The CoronaMelder app only works on smartphones with Android 6.0 or higher and iOS 13.5 or higher. The app uses a framework from Google and Apple that only works with those versions of the operating systems. 5 percent of Android smartphones and 15 percent of iPhones in the Netherlands run on an older version of these operating systems, which means the app can't be installed.

That amounts to 425 thousand Android users and 278 iPhone users. The rest of the 1.47 million have phones with operating systems other than Android or iOS.

"The vast majority of people can use the app," a spokesperson for the Ministry of Public Health said to the newspaper. "But the app is an additional tool. The regular source and contact research will not disappear and will remain available to people without the app." The maximum reach of the CoronaMelder app is 12.7 million smartphones.

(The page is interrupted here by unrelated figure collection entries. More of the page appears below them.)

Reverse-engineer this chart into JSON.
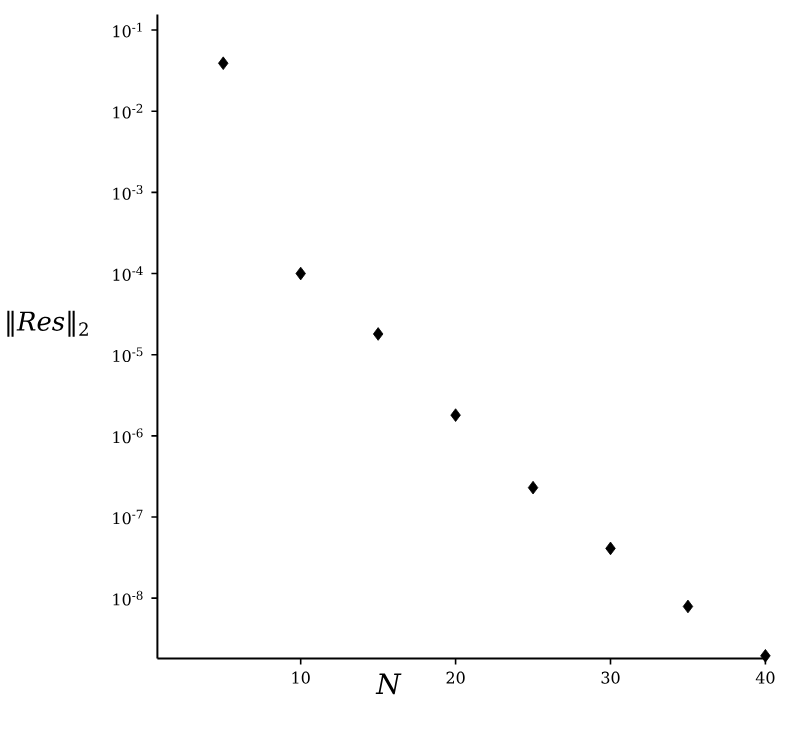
{
  "chart_data": {
    "type": "scatter",
    "xlabel": "N",
    "ylabel": "‖*Res*‖$_{2}$",
    "x": [
      5,
      10,
      15,
      20,
      25,
      30,
      35,
      40
    ],
    "series": [
      {
        "color": "#000000",
        "values": [
          0.039,
          0.0001,
          1.8e-05,
          1.8e-06,
          2.3e-07,
          4.1e-08,
          7.9e-09,
          1.95e-09
        ]
      }
    ],
    "xlim": [
      0.75,
      40
    ],
    "xticks": [
      10,
      20,
      30,
      40
    ],
    "ylim": [
      1.8e-09,
      0.155
    ],
    "yticks": [
      {
        "value": 0.1,
        "label": "10$^{-1}$"
      },
      {
        "value": 0.01,
        "label": "10$^{-2}$"
      },
      {
        "value": 0.001,
        "label": "10$^{-3}$"
      },
      {
        "value": 0.0001,
        "label": "10$^{-4}$"
      },
      {
        "value": 1e-05,
        "label": "10$^{-5}$"
      },
      {
        "value": 1e-06,
        "label": "10$^{-6}$"
      },
      {
        "value": 1e-07,
        "label": "10$^{-7}$"
      },
      {
        "value": 1e-08,
        "label": "10$^{-8}$"
      }
    ],
    "log": "y",
    "grid": false,
    "marker": "diamond"
  }
}
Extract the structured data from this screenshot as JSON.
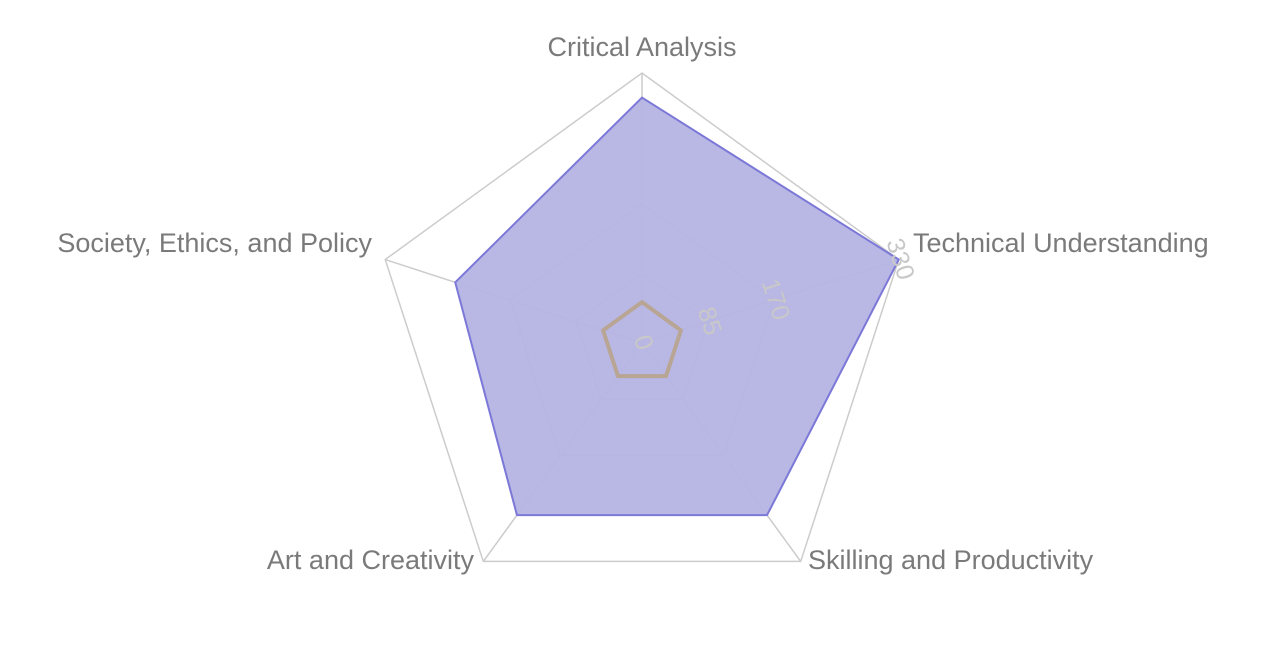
{
  "chart_data": {
    "type": "radar",
    "axes": [
      "Critical Analysis",
      "Technical Understanding",
      "Skilling and Productivity",
      "Art and Creativity",
      "Society, Ethics, and Policy"
    ],
    "ticks": [
      "0",
      "85",
      "170",
      "330"
    ],
    "tick_values": [
      0,
      85,
      170,
      330
    ],
    "grid_levels": [
      85,
      170,
      330
    ],
    "range": [
      0,
      330
    ],
    "series": [
      {
        "values": [
          300,
          330,
          260,
          260,
          240
        ],
        "color": "#7b78d8",
        "fill": "#b5b3e3"
      },
      {
        "values": [
          50,
          50,
          50,
          50,
          50
        ],
        "color": "#b8a593",
        "fill": "none"
      }
    ],
    "grid_color": "#cccccc"
  }
}
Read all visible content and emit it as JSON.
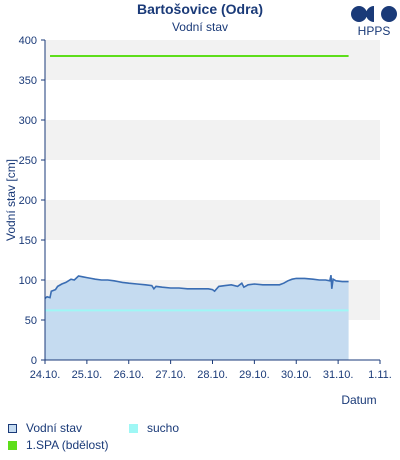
{
  "header": {
    "title": "Bartošovice (Odra)",
    "subtitle": "Vodní stav",
    "logo_text": "HPPS"
  },
  "chart_data": {
    "type": "area",
    "ylabel": "Vodní stav [cm]",
    "xlabel": "Datum",
    "ylim": [
      0,
      400
    ],
    "yticks": [
      0,
      50,
      100,
      150,
      200,
      250,
      300,
      350,
      400
    ],
    "x_start": "24.10.",
    "x_ticks": [
      "24.10.",
      "25.10.",
      "26.10.",
      "27.10.",
      "28.10.",
      "29.10.",
      "30.10.",
      "31.10.",
      "1.11."
    ],
    "grid": "horizontal bands",
    "series": [
      {
        "name": "Vodní stav",
        "kind": "area",
        "color": "#3a6db3",
        "fill": "#c5dbf0",
        "points": [
          [
            0.0,
            77
          ],
          [
            0.05,
            79
          ],
          [
            0.12,
            78
          ],
          [
            0.15,
            86
          ],
          [
            0.25,
            88
          ],
          [
            0.3,
            92
          ],
          [
            0.4,
            95
          ],
          [
            0.5,
            97
          ],
          [
            0.62,
            101
          ],
          [
            0.7,
            100
          ],
          [
            0.8,
            105
          ],
          [
            0.9,
            104
          ],
          [
            1.0,
            103
          ],
          [
            1.1,
            102
          ],
          [
            1.2,
            101
          ],
          [
            1.35,
            100
          ],
          [
            1.5,
            100
          ],
          [
            1.65,
            99
          ],
          [
            1.75,
            98
          ],
          [
            1.85,
            97
          ],
          [
            2.0,
            96
          ],
          [
            2.2,
            95
          ],
          [
            2.4,
            94
          ],
          [
            2.55,
            93
          ],
          [
            2.6,
            89
          ],
          [
            2.65,
            92
          ],
          [
            2.8,
            91
          ],
          [
            3.0,
            90
          ],
          [
            3.2,
            90
          ],
          [
            3.4,
            89
          ],
          [
            3.6,
            89
          ],
          [
            3.8,
            89
          ],
          [
            3.9,
            89
          ],
          [
            4.0,
            88
          ],
          [
            4.05,
            86
          ],
          [
            4.15,
            92
          ],
          [
            4.3,
            93
          ],
          [
            4.45,
            94
          ],
          [
            4.6,
            92
          ],
          [
            4.7,
            96
          ],
          [
            4.75,
            91
          ],
          [
            4.85,
            94
          ],
          [
            5.0,
            95
          ],
          [
            5.2,
            94
          ],
          [
            5.4,
            94
          ],
          [
            5.6,
            94
          ],
          [
            5.7,
            96
          ],
          [
            5.8,
            99
          ],
          [
            5.9,
            101
          ],
          [
            6.0,
            102
          ],
          [
            6.2,
            102
          ],
          [
            6.4,
            101
          ],
          [
            6.55,
            100
          ],
          [
            6.7,
            100
          ],
          [
            6.8,
            99
          ],
          [
            6.83,
            106
          ],
          [
            6.85,
            89
          ],
          [
            6.88,
            101
          ],
          [
            6.95,
            99
          ],
          [
            7.1,
            98
          ],
          [
            7.25,
            98
          ]
        ]
      },
      {
        "name": "sucho",
        "kind": "line",
        "color": "#9ff7f5",
        "value": 62
      },
      {
        "name": "1.SPA (bdělost)",
        "kind": "line",
        "color": "#5dde1a",
        "value": 380
      }
    ]
  },
  "legend": [
    {
      "label": "Vodní stav",
      "swatch_fill": "#c5dbf0",
      "swatch_border": "#1a3a78"
    },
    {
      "label": "sucho",
      "swatch_fill": "#9ff7f5",
      "swatch_border": "#9ff7f5"
    },
    {
      "label": "1.SPA (bdělost)",
      "swatch_fill": "#5dde1a",
      "swatch_border": "#5dde1a"
    }
  ]
}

CoronaMelder was downloaded over 800 thousand times in the first week that it was available. 100 thousand of those downloads happened on the first day.

The app uses Bluetooth to exchange signals with other phones that have the app installed, to register proximity. If an app user tests positive for Covid-19, the app can be used to notify all other app users who had been in close vicinity with the patient for longer than 15 minutes that they too may be infected. The idea is that this will make source and contact tracing easier for health service GGD.